Security Issues in Enterprise Content Management (ECM)
Among the crucial considerations when evaluating migration to ECM platforms is data security, particularly in light of the volume of confidential data that passes through and is stored in such systems. This article describes the broad categories of security issues that should be addressed by a top-tier ECM solution.
At the conclusion of 2018, a CSO article called out well-known organizations such as eBay, Marriott, Equifax, Target, Home Depot, JP Morgan Chase, Yahoo, the U.S. Office of Personnel Management, and several others for ranking high on a rather notorious list. What did they have in common? They had all fallen victim to data breaches that ranked among the 18 biggest in the 21st century.
That’s a club no organization wants to join.
Unfortunately, data breaches—large and small—are occurring daily, and nearly every organization is at risk, especially as the quantity and use of data has reached unparalleled proportions. It is natural and prudent, then, for organizations who are evaluating content management (ECM) solutions to be concerned about the security of their platform and their business and customer data.
One way to begin to organize your thoughts about security issues as they relate to ECM is to ask “Who and what must we protect against?”
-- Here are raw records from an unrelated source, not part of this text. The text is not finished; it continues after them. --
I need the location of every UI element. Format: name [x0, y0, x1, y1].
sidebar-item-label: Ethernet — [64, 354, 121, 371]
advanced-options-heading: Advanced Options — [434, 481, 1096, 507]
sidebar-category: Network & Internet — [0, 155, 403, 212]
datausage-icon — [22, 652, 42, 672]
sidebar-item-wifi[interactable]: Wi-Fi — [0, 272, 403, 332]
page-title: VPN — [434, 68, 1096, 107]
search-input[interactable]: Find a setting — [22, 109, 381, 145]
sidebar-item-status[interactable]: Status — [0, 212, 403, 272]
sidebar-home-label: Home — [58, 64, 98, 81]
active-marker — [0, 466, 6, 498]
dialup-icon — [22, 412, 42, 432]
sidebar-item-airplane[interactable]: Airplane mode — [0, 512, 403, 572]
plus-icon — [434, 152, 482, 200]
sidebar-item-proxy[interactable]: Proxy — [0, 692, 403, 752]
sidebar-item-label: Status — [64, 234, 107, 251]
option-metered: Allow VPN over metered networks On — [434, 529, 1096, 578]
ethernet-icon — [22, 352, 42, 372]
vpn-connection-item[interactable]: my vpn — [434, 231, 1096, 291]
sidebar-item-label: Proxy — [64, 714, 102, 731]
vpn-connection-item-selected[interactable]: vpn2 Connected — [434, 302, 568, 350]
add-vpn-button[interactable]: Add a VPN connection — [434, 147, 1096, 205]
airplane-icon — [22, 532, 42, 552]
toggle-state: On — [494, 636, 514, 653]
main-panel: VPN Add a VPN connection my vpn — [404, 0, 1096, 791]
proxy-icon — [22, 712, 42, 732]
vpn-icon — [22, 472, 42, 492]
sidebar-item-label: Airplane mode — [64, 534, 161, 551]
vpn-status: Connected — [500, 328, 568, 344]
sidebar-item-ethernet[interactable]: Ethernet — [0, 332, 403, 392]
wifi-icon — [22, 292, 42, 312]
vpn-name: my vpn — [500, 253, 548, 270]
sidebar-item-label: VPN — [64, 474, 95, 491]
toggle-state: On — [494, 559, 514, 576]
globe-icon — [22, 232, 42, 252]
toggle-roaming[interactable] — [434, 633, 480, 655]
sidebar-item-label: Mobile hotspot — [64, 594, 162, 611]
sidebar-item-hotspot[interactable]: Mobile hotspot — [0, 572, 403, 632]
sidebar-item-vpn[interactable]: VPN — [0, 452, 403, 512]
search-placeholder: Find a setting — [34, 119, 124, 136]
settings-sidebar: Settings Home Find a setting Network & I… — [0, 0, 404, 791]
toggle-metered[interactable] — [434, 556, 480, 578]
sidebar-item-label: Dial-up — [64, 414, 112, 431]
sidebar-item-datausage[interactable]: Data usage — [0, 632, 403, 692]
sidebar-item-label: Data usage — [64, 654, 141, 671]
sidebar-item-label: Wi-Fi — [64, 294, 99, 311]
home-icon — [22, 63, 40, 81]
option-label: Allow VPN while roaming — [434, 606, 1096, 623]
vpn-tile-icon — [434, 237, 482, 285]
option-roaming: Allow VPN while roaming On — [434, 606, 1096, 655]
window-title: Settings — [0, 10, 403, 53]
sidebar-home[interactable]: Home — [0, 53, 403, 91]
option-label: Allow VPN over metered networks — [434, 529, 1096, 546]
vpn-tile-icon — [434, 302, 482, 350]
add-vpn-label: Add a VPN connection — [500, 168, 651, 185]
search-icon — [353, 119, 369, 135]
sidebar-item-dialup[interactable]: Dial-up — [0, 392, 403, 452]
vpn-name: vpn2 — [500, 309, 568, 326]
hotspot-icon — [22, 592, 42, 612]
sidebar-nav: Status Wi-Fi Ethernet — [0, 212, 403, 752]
- External attacks (hacking). To protect against third-party threats, ECM solution providers need to consider many of the same security issues that your organization’s IT department must consider. A good ECM solution will offer built-in, pre-configured and enabled security features that are based on the best practices, standards and regulations for your industry. Examples include firewalls, virtual private networks (VPNs), passwords and permissions, two-factor authentication, automated network intrusion monitoring, and encryption protocols for data at rest, in transition and in use. Also, ransomware attacks on municipalities, government entities and enterprises are on the rise, which underscores the importance of your ECM provider offering a full backup strategy.
- Internal misuse of systems and information. Your employees are one of your largest security vuInerabilities. That’s why guarding access to data within the organization while at the same time giving employees enough access to do their jobs is as daunting a task as protecting against external attacks. Your ECM solution should comprise robust internal security tools such as passwords (set up, resets, expirations and cancellations), role-based permissions, data-based permissions, user audits, account lock/time-out settings, and more. Furthermore, your ECM provider should provide employee training during on-boarding of the ECM system and offer ongoing educational support, especially regarding compliance requirements and how to recognize security threats such as email phishing scams.
- Compliance and regulatory failures. Many internal and external security procedures are now mandated by law in the form of compliance and regulatory policies. This is particularly true in certain industries (healthcare and financial services, for example) and in certain geographies (for instance, GDPR in the European Union). Your ECM solution should comply with your industry’s standards and regulations, and your provider should have internal resources devoted to pushing updates to maintain compliance as regulations change over time.
- Vulnerabilities in software and integrated systems. This is a category that we often don’t think about until we read about or experience “bugs,” malware or viruses with crippling effects. Software development is a complicated process and today’s software platforms are often an amalgamation of pieces of software from many different sources. Your ERP provider should have—and be able to document and describe—the resources devoted to secure software development, code review and quality assurance, threat modeling, static and dynamic analysis scans and pen testing, as well as well documented processes fixing any discovered vulnerabilities and exploits.
- Disasters. Although not as common as all of the above, disasters do happen. Whether a natural disaster such as a hurricane, flood or tornado strikes, a massive electrical failure occurs, or some other calamity befalls the datacenter running your ECM, a disaster recovery plan is key to maintaining service. The disaster recovery plan and backup systems should be in place and well tested before you need it so that when “the worst case scenario” becomes reality, a stable and clean version of your ECM can be launched with the least amount of damage.
These are the key security issues you should consider when exploring the best ECM platform for your organization. Be on guard: due diligence in selecting a secure platform and a security-minded ECM partner can save you from one day being added to the list of security victims.